Billiard is leaving pipes open
I am using Celery to initiate long running pipelines and I override multiprocessing imports with Biliard. I notice as a pipeline runs, the number of open files (pipes) steadly increases and never decreases. This occurs until tens of thousands of pipes are opened and I get the error OSError: [Errno 24] Too many open files. I ran this pipeline outside of Celery without overriding multiprocessing imports and this issue does not occur. Processes are spawned by Luigi workers and I am using the latest version of Celery.
were you able to figure out the root of this in billiard?
I use the following code to override multiprocessing imports in a 3rd party package (luigi) with biliard:
def _import(name, *args, **kwargs):
if name == 'multiprocessing':
name = 'billiard'
return original_import(name, *args, **kwargs)

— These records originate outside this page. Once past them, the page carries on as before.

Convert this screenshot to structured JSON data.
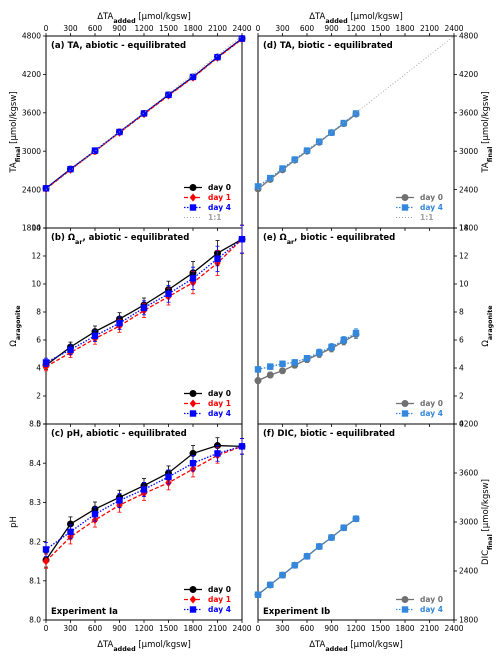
{
  "chart_data": [
    {
      "id": "a",
      "type": "line",
      "title": "(a) TA, abiotic - equilibrated",
      "x_range": [
        0,
        2400
      ],
      "y_range": [
        1800,
        4800
      ],
      "y_ticks": [
        1800,
        2400,
        3000,
        3600,
        4200,
        4800
      ],
      "y_label": "TA",
      "y_label_sub": "final",
      "y_label_unit": " [μmol/kgsw]",
      "y_side": "left",
      "top_axis": true,
      "bottom_ticks": false,
      "x_label_top": "ΔTA",
      "x_label_top_sub": "added",
      "x_label_top_unit": " [μmol/kgsw]",
      "legend": "bottom-right",
      "series": [
        {
          "name": "day 0",
          "color": "#000000",
          "marker": "circle",
          "dash": "",
          "x": [
            0,
            300,
            600,
            900,
            1200,
            1500,
            1800,
            2100,
            2400
          ],
          "y": [
            2420,
            2720,
            3000,
            3300,
            3590,
            3880,
            4160,
            4470,
            4760
          ],
          "err": [
            15,
            15,
            15,
            15,
            15,
            15,
            15,
            15,
            15
          ]
        },
        {
          "name": "day 1",
          "color": "#ff0000",
          "marker": "diamond",
          "dash": "4,2",
          "x": [
            0,
            300,
            600,
            900,
            1200,
            1500,
            1800,
            2100,
            2400
          ],
          "y": [
            2410,
            2710,
            3000,
            3290,
            3580,
            3870,
            4150,
            4460,
            4750
          ],
          "err": [
            15,
            15,
            15,
            15,
            15,
            15,
            15,
            15,
            15
          ]
        },
        {
          "name": "day 4",
          "color": "#0000ff",
          "marker": "square",
          "dash": "1.5,1.5",
          "x": [
            0,
            300,
            600,
            900,
            1200,
            1500,
            1800,
            2100,
            2400
          ],
          "y": [
            2420,
            2720,
            3010,
            3300,
            3590,
            3880,
            4160,
            4470,
            4760
          ],
          "err": [
            15,
            15,
            15,
            15,
            15,
            15,
            15,
            15,
            15
          ]
        },
        {
          "name": "1:1",
          "color": "#a0a0a0",
          "marker": "none",
          "dash": "1,2",
          "x": [
            0,
            2400
          ],
          "y": [
            2400,
            4800
          ],
          "err": []
        }
      ]
    },
    {
      "id": "d",
      "type": "line",
      "title": "(d) TA, biotic - equilibrated",
      "x_range": [
        0,
        2400
      ],
      "y_range": [
        1800,
        4800
      ],
      "y_ticks": [
        1800,
        2400,
        3000,
        3600,
        4200,
        4800
      ],
      "y_label": "TA",
      "y_label_sub": "final",
      "y_label_unit": " [μmol/kgsw]",
      "y_side": "right",
      "top_axis": true,
      "bottom_ticks": false,
      "x_label_top": "ΔTA",
      "x_label_top_sub": "added",
      "x_label_top_unit": " [μmol/kgsw]",
      "legend": "bottom-right",
      "series": [
        {
          "name": "day 0",
          "color": "#707070",
          "marker": "circle",
          "dash": "",
          "x": [
            0,
            150,
            300,
            450,
            600,
            750,
            900,
            1050,
            1200
          ],
          "y": [
            2410,
            2560,
            2710,
            2860,
            3000,
            3140,
            3290,
            3430,
            3580
          ],
          "err": [
            20,
            20,
            20,
            20,
            20,
            20,
            20,
            20,
            20
          ]
        },
        {
          "name": "day 4",
          "color": "#3388dd",
          "marker": "square",
          "dash": "1.5,1.5",
          "x": [
            0,
            150,
            300,
            450,
            600,
            750,
            900,
            1050,
            1200
          ],
          "y": [
            2450,
            2580,
            2730,
            2870,
            3010,
            3150,
            3290,
            3440,
            3590
          ],
          "err": [
            20,
            20,
            20,
            20,
            20,
            20,
            20,
            20,
            20
          ]
        },
        {
          "name": "1:1",
          "color": "#a0a0a0",
          "marker": "none",
          "dash": "1,2",
          "x": [
            0,
            2400
          ],
          "y": [
            2400,
            4800
          ],
          "err": []
        }
      ]
    },
    {
      "id": "b",
      "type": "line",
      "title": "(b) Ω",
      "title_sub": "ar",
      "title_rest": ", abiotic - equilibrated",
      "x_range": [
        0,
        2400
      ],
      "y_range": [
        0,
        14
      ],
      "y_ticks": [
        0,
        2,
        4,
        6,
        8,
        10,
        12,
        14
      ],
      "y_label": "Ω",
      "y_label_sub": "aragonite",
      "y_label_unit": "",
      "y_side": "left",
      "top_axis": false,
      "bottom_ticks": false,
      "legend": "bottom-right",
      "series": [
        {
          "name": "day 0",
          "color": "#000000",
          "marker": "circle",
          "dash": "",
          "x": [
            0,
            300,
            600,
            900,
            1200,
            1500,
            1800,
            2100,
            2400
          ],
          "y": [
            4.2,
            5.5,
            6.6,
            7.5,
            8.5,
            9.6,
            10.8,
            12.2,
            13.2
          ],
          "err": [
            0.3,
            0.35,
            0.4,
            0.45,
            0.5,
            0.6,
            0.8,
            0.9,
            1.0
          ]
        },
        {
          "name": "day 1",
          "color": "#ff0000",
          "marker": "diamond",
          "dash": "4,2",
          "x": [
            0,
            300,
            600,
            900,
            1200,
            1500,
            1800,
            2100,
            2400
          ],
          "y": [
            4.1,
            5.1,
            6.1,
            7.0,
            8.1,
            9.1,
            10.1,
            11.5,
            13.2
          ],
          "err": [
            0.3,
            0.35,
            0.4,
            0.45,
            0.5,
            0.6,
            0.8,
            0.9,
            1.0
          ]
        },
        {
          "name": "day 4",
          "color": "#0000ff",
          "marker": "square",
          "dash": "1.5,1.5",
          "x": [
            0,
            300,
            600,
            900,
            1200,
            1500,
            1800,
            2100,
            2400
          ],
          "y": [
            4.4,
            5.3,
            6.3,
            7.2,
            8.3,
            9.3,
            10.4,
            11.8,
            13.2
          ],
          "err": [
            0.3,
            0.35,
            0.4,
            0.45,
            0.5,
            0.6,
            0.8,
            0.9,
            1.0
          ]
        }
      ]
    },
    {
      "id": "e",
      "type": "line",
      "title": "(e) Ω",
      "title_sub": "ar",
      "title_rest": ", biotic - equilibrated",
      "x_range": [
        0,
        2400
      ],
      "y_range": [
        0,
        14
      ],
      "y_ticks": [
        0,
        2,
        4,
        6,
        8,
        10,
        12,
        14
      ],
      "y_label": "Ω",
      "y_label_sub": "aragonite",
      "y_label_unit": "",
      "y_side": "right",
      "top_axis": false,
      "bottom_ticks": false,
      "legend": "bottom-right",
      "series": [
        {
          "name": "day 0",
          "color": "#707070",
          "marker": "circle",
          "dash": "",
          "x": [
            0,
            150,
            300,
            450,
            600,
            750,
            900,
            1050,
            1200
          ],
          "y": [
            3.1,
            3.5,
            3.8,
            4.2,
            4.6,
            5.0,
            5.4,
            5.9,
            6.4
          ],
          "err": [
            0.2,
            0.2,
            0.2,
            0.2,
            0.2,
            0.25,
            0.25,
            0.25,
            0.3
          ]
        },
        {
          "name": "day 4",
          "color": "#3388dd",
          "marker": "square",
          "dash": "1.5,1.5",
          "x": [
            0,
            150,
            300,
            450,
            600,
            750,
            900,
            1050,
            1200
          ],
          "y": [
            3.9,
            4.1,
            4.3,
            4.4,
            4.7,
            5.1,
            5.5,
            6.0,
            6.5
          ],
          "err": [
            0.2,
            0.2,
            0.2,
            0.2,
            0.2,
            0.25,
            0.25,
            0.25,
            0.3
          ]
        }
      ]
    },
    {
      "id": "c",
      "type": "line",
      "title": "(c) pH, abiotic - equilibrated",
      "x_range": [
        0,
        2400
      ],
      "y_range": [
        8.0,
        8.5
      ],
      "y_ticks": [
        8.0,
        8.1,
        8.2,
        8.3,
        8.4,
        8.5
      ],
      "y_label": "pH",
      "y_label_sub": "",
      "y_label_unit": "",
      "y_side": "left",
      "top_axis": false,
      "bottom_ticks": true,
      "x_label": "ΔTA",
      "x_label_sub": "added",
      "x_label_unit": " [μmol/kgsw]",
      "legend": "bottom-right",
      "experiment_label": "Experiment Ia",
      "series": [
        {
          "name": "day 0",
          "color": "#000000",
          "marker": "circle",
          "dash": "",
          "x": [
            0,
            300,
            600,
            900,
            1200,
            1500,
            1800,
            2100,
            2400
          ],
          "y": [
            8.153,
            8.245,
            8.283,
            8.313,
            8.343,
            8.375,
            8.425,
            8.445,
            8.443
          ],
          "err": [
            0.018,
            0.018,
            0.018,
            0.018,
            0.018,
            0.018,
            0.02,
            0.02,
            0.02
          ]
        },
        {
          "name": "day 1",
          "color": "#ff0000",
          "marker": "diamond",
          "dash": "4,2",
          "x": [
            0,
            300,
            600,
            900,
            1200,
            1500,
            1800,
            2100,
            2400
          ],
          "y": [
            8.15,
            8.212,
            8.255,
            8.293,
            8.323,
            8.35,
            8.385,
            8.42,
            8.443
          ],
          "err": [
            0.018,
            0.018,
            0.018,
            0.018,
            0.018,
            0.018,
            0.02,
            0.02,
            0.02
          ]
        },
        {
          "name": "day 4",
          "color": "#0000ff",
          "marker": "square",
          "dash": "1.5,1.5",
          "x": [
            0,
            300,
            600,
            900,
            1200,
            1500,
            1800,
            2100,
            2400
          ],
          "y": [
            8.18,
            8.225,
            8.27,
            8.305,
            8.333,
            8.365,
            8.4,
            8.425,
            8.443
          ],
          "err": [
            0.018,
            0.018,
            0.018,
            0.018,
            0.018,
            0.018,
            0.02,
            0.02,
            0.02
          ]
        }
      ]
    },
    {
      "id": "f",
      "type": "line",
      "title": "(f) DIC, biotic - equilibrated",
      "x_range": [
        0,
        2400
      ],
      "y_range": [
        1800,
        4200
      ],
      "y_ticks": [
        1800,
        2400,
        3000,
        3600,
        4200
      ],
      "y_label": "DIC",
      "y_label_sub": "final",
      "y_label_unit": " [μmol/kgsw]",
      "y_side": "right",
      "top_axis": false,
      "bottom_ticks": true,
      "x_label": "ΔTA",
      "x_label_sub": "added",
      "x_label_unit": " [μmol/kgsw]",
      "legend": "bottom-right",
      "experiment_label": "Experiment Ib",
      "series": [
        {
          "name": "day 0",
          "color": "#707070",
          "marker": "circle",
          "dash": "",
          "x": [
            0,
            150,
            300,
            450,
            600,
            750,
            900,
            1050,
            1200
          ],
          "y": [
            2110,
            2230,
            2350,
            2470,
            2580,
            2700,
            2810,
            2930,
            3040
          ],
          "err": [
            10,
            10,
            10,
            10,
            10,
            10,
            10,
            10,
            10
          ]
        },
        {
          "name": "day 4",
          "color": "#3388dd",
          "marker": "square",
          "dash": "1.5,1.5",
          "x": [
            0,
            150,
            300,
            450,
            600,
            750,
            900,
            1050,
            1200
          ],
          "y": [
            2110,
            2230,
            2350,
            2470,
            2580,
            2700,
            2810,
            2930,
            3040
          ],
          "err": [
            10,
            10,
            10,
            10,
            10,
            10,
            10,
            10,
            10
          ]
        }
      ]
    }
  ],
  "x_ticks": [
    0,
    300,
    600,
    900,
    1200,
    1500,
    1800,
    2100,
    2400
  ]
}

original_import = builtins.__import__
builtins.__import__ = _import
I performed 2 tests by running my luigi pipeline manually, outside of Celery. In test A, I ran my pipeline without the above code (so luigi uses multiprocessing). In this test the number of open pipes as described by the lsof commnd remained stable and the pipeline completed successfully. I test B, I ran the pipeline with the above code (so luigi uses billiard). This causes the number of open pipes to continually increase until the program crashes.
All code referencing billiard/multiprocessing is in luigi (version 3.0.2). I did not write multiprocessing code of my own.

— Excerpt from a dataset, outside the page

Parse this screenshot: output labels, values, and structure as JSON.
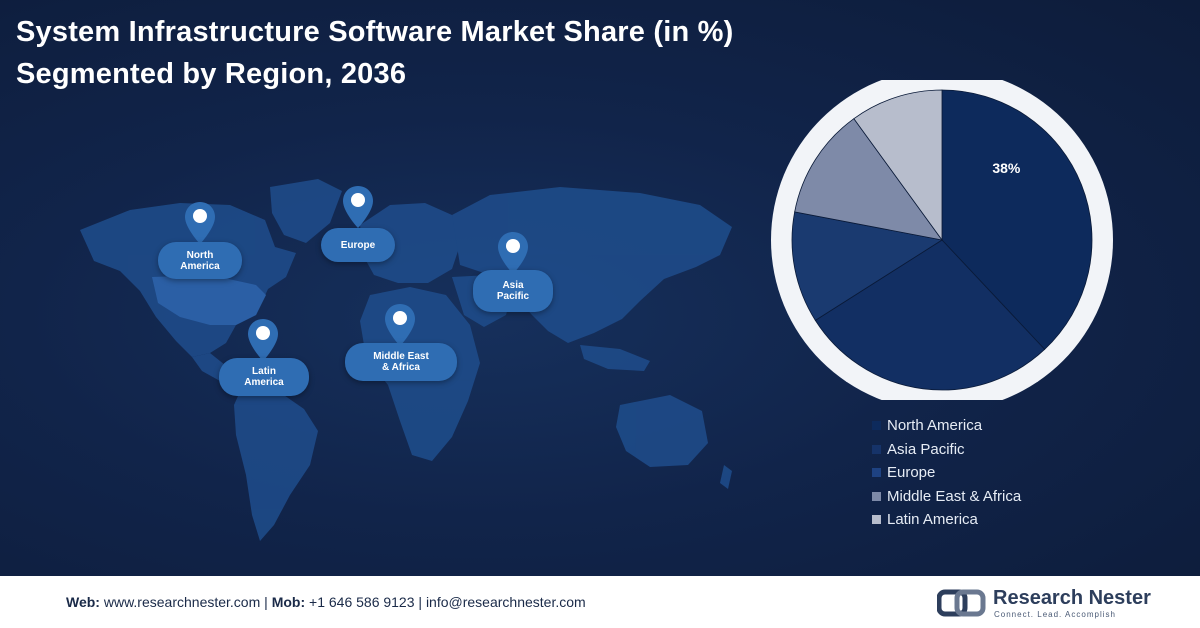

Edit: I originally misread you question, but will leave this here incase the information is useful. I did not figure out what code in billiard was causing the issue.
I am using Celery to initiate long running pipelines and I override multiprocessing imports with Biliard. I notice as a pipeline runs, the number of open files (pipes) steadly increases and never decreases. This occurs until tens of thousands of pipes are opened and I get the error OSError: [Errno 24] Too many open files. I ran this pipeline outside of Celery without overriding multiprocessing imports and this issue does not occur. Processes are spawned by Luigi workers and I am using the latest version of Celery.
How do you override multiprocessing imports with Billiard?
I am new to billiard and trying to figure out where to begin with.
I am also stuck with this question: https://stackoverflow.com/questions/66135819/running-subprocess-popen-in-celery-task-gives-status-code-134sigabrt-error?noredirect=1#comment116933899_66135819
Please see, if you could help me in any way or direction with my question.
@darkl1ght That is what is shown in the code in my comment above. That code needs to run before you import multiprocessing.
WRT you stackoverflow question (I don't have enough rep to comment), I doubt that is a Celery issue. To my knowledge, billiards does not affect subprocess calls. Does the subprocess command fail when not using celery?